Fig. S4

ZPR1⁺ PRs adjacent to regenerated RPE in the retinal periphery appear normal.

Transverse cryosections of unablated larvae (A,G) and ablated larvae (D,J) stained for ZPR2. Green = GFP, blue = nuclei, red = ZPR2. Magnified insets of central (B,E) and peripheral (E,F) RPE. (E-E”) At 3dpi, the ZPR1⁺ signal in PRs within the central injury site becomes less organized and reveals degeneration of outer segment tips. (F-F”) In the periphery, dim GFP signal marks the presence of regenerated RPE, and underlying ZPR1⁺ cones display morphologies similar to unablated controls.
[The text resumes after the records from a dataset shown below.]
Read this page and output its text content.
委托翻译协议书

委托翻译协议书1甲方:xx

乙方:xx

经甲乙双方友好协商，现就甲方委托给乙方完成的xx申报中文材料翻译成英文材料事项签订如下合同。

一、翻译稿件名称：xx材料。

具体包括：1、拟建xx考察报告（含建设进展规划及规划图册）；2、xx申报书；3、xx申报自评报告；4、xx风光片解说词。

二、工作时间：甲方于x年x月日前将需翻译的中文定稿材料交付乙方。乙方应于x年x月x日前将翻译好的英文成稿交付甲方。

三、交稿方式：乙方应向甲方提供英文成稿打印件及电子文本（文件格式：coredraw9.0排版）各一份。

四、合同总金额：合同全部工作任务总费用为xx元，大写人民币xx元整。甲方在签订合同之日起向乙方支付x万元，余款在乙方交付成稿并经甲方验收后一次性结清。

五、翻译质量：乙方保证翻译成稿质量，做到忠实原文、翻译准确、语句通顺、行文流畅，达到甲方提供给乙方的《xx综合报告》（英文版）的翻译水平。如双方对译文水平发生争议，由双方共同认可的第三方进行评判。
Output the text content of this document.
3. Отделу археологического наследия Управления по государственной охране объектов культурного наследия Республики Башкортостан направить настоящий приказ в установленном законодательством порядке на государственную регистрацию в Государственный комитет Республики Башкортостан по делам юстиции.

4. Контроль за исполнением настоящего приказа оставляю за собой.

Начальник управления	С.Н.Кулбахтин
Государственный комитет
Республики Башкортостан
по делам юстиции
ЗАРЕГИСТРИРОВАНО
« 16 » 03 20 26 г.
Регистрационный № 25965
ZPR1⁺ cones closer to the periphery express normal levels of ZPR1 and identifiable outer segment tips, while those closer to the injury site display increasingly disorganized morphology and lack contiguous outer segment tips. (K-K” At 4dpi, ZPR1 signal continues to be degraded in the central injury site. (L-L”) In the periphery, where GFP⁺ RPE tissue has regenerated, ZPR1 staining is similar to unablated controls (I-I”), identifying organized cell bodies, outer segments, and outer segment tips. Scale bar = 40μm.